Milk….Will it Make Acne Worse?



        

Finally medical researchers have affirmed that dairy products do worsen acne. How does milk affect acne and what are the precautions to be taken? Many of our clients at Skintherapy Skincareand Acne Clinic wonder why it’s so important to cut milk out of their diets. Here is a great article on why dairy is bad for the acne-prone.
Is milk bad for acne? – Dr. Hanish Babu, MD
As early as 1949, Robinson had published a study in the South Medical Journal that stated that the majority of the1925 acne patients in his study that kept a food diary reported that milk was the commonest food that was associated with their acne flare ups.
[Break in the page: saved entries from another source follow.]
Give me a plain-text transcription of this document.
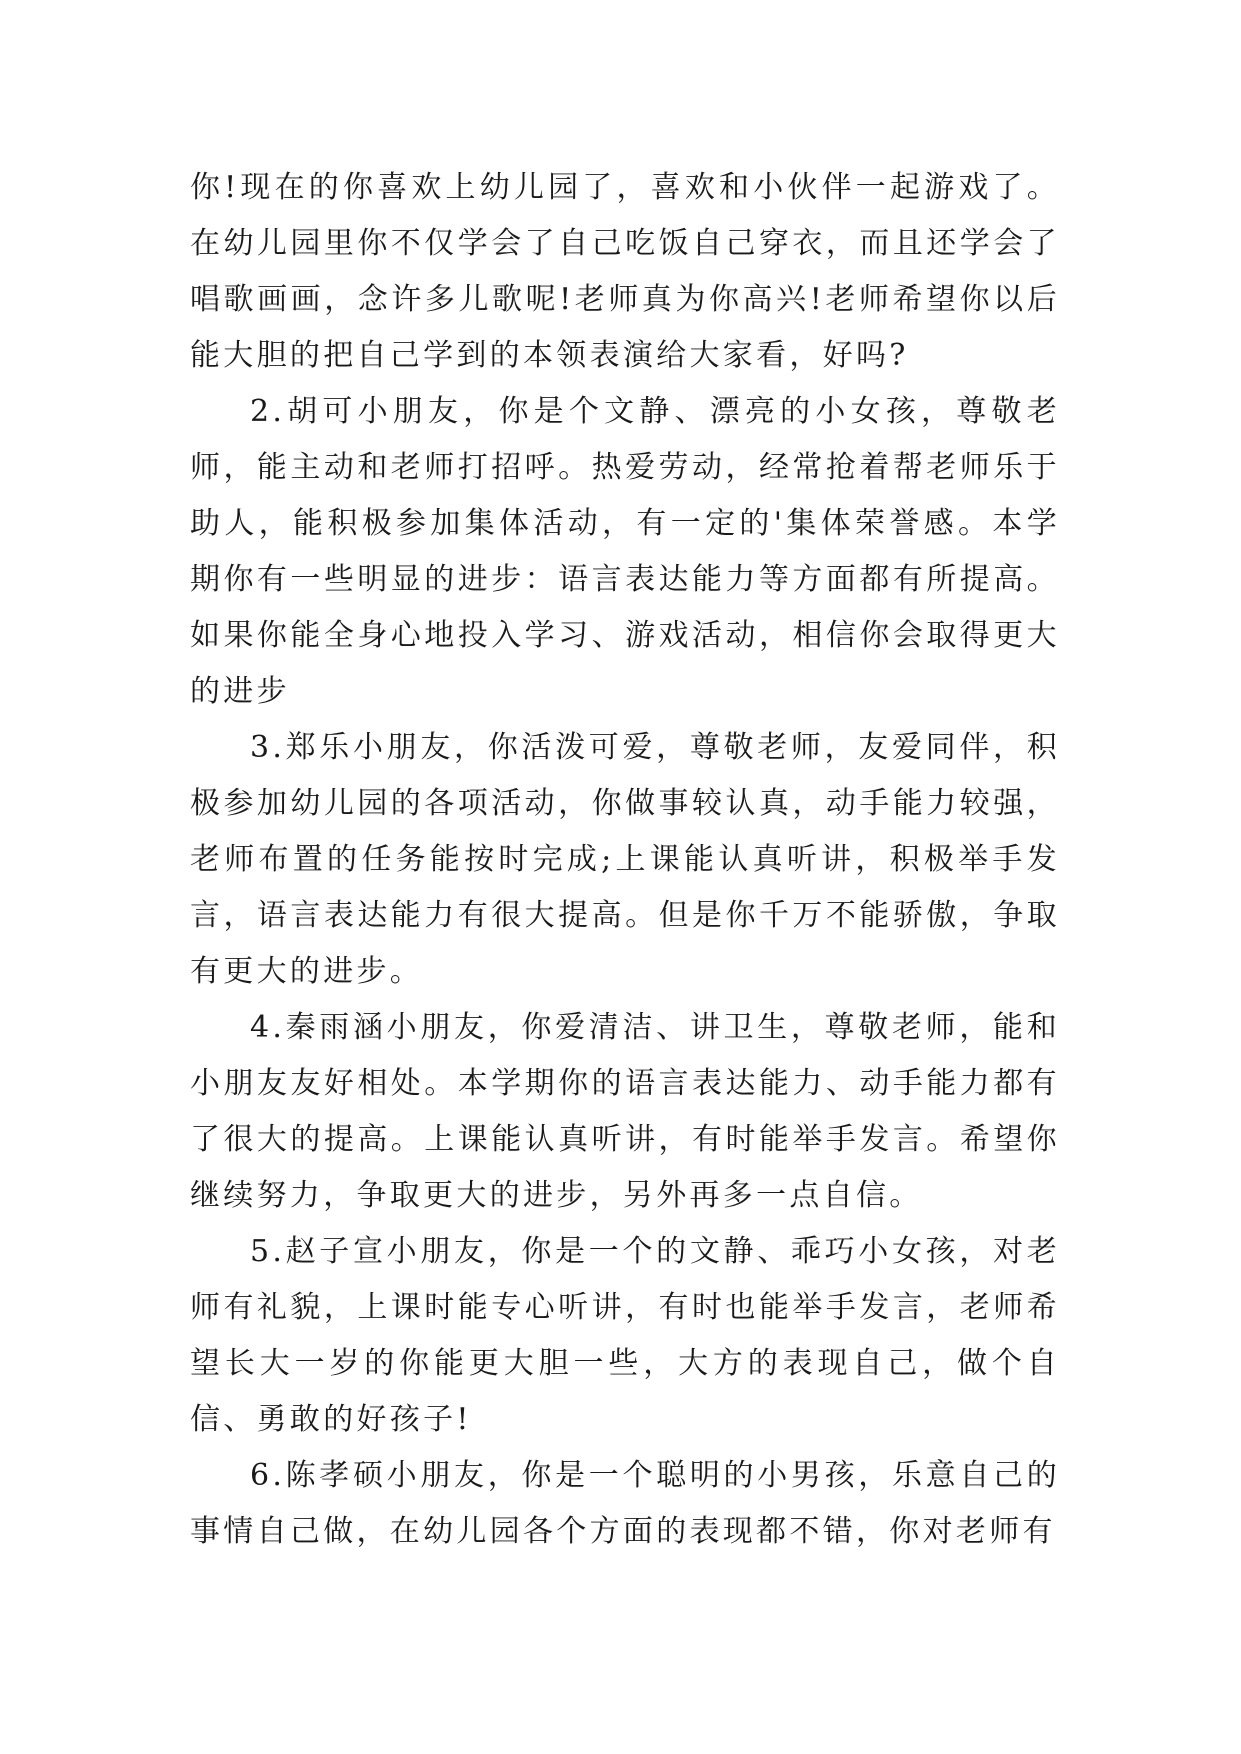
你!现在的你喜欢上幼儿园了，喜欢和小伙伴一起游戏了。在幼儿园里你不仅学会了自己吃饭自己穿衣，而且还学会了唱歌画画，念许多儿歌呢!老师真为你高兴!老师希望你以后能大胆的把自己学到的本领表演给大家看，好吗?

2.胡可小朋友，你是个文静、漂亮的小女孩，尊敬老师，能主动和老师打招呼。热爱劳动，经常抢着帮老师乐于助人，能积极参加集体活动，有一定的'集体荣誉感。本学期你有一些明显的进步：语言表达能力等方面都有所提高。如果你能全身心地投入学习、游戏活动，相信你会取得更大的进步

3.郑乐小朋友，你活泼可爱，尊敬老师，友爱同伴，积极参加幼儿园的各项活动，你做事较认真，动手能力较强，老师布置的任务能按时完成;上课能认真听讲，积极举手发言，语言表达能力有很大提高。但是你千万不能骄傲，争取有更大的进步。

4.秦雨涵小朋友，你爱清洁、讲卫生，尊敬老师，能和小朋友友好相处。本学期你的语言表达能力、动手能力都有了很大的提高。上课能认真听讲，有时能举手发言。希望你继续努力，争取更大的进步，另外再多一点自信。

5.赵子宣小朋友，你是一个的文静、乖巧小女孩，对老师有礼貌，上课时能专心听讲，有时也能举手发言，老师希望长大一岁的你能更大胆一些，大方的表现自己，做个自信、勇敢的好孩子!

6.陈孝硕小朋友，你是一个聪明的小男孩，乐意自己的事情自己做，在幼儿园各个方面的表现都不错，你对老师有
His study was relegated to the background when two studies by Fulton et al (1969) and Anderson (1971) failed to find any association between acne and chocolates, milk, roasted peanuts and cola. Both these studies were later discredited because of the small number of subjects, a shorter duration of follow up and inadequate choice of controls chosen for comparison.
More recently, Adebamowo and his colleagues from the Harvard University found positive relationship between milk consumption and acne eruptions in a survey conducted among 47,335 nurses. Their study was interesting as it revealed a stronger association with skim milk than whole milk, indicating that the fat content of milk may not be the reason for acne flare-ups. Similar observations were made among high school teenagers in other studies as well.
How Does Milk Affect Acne?
The reason for the negative effects of milk products on acne is thought to be due to the presence of hormones and biologically active substances in the diary products. Most of the consumable milk is produced from pregnant cows; the main reason for high levels of hormones in milk. Hormonal levels are also high in just delivered cows and cows treated with bovine growth hormones.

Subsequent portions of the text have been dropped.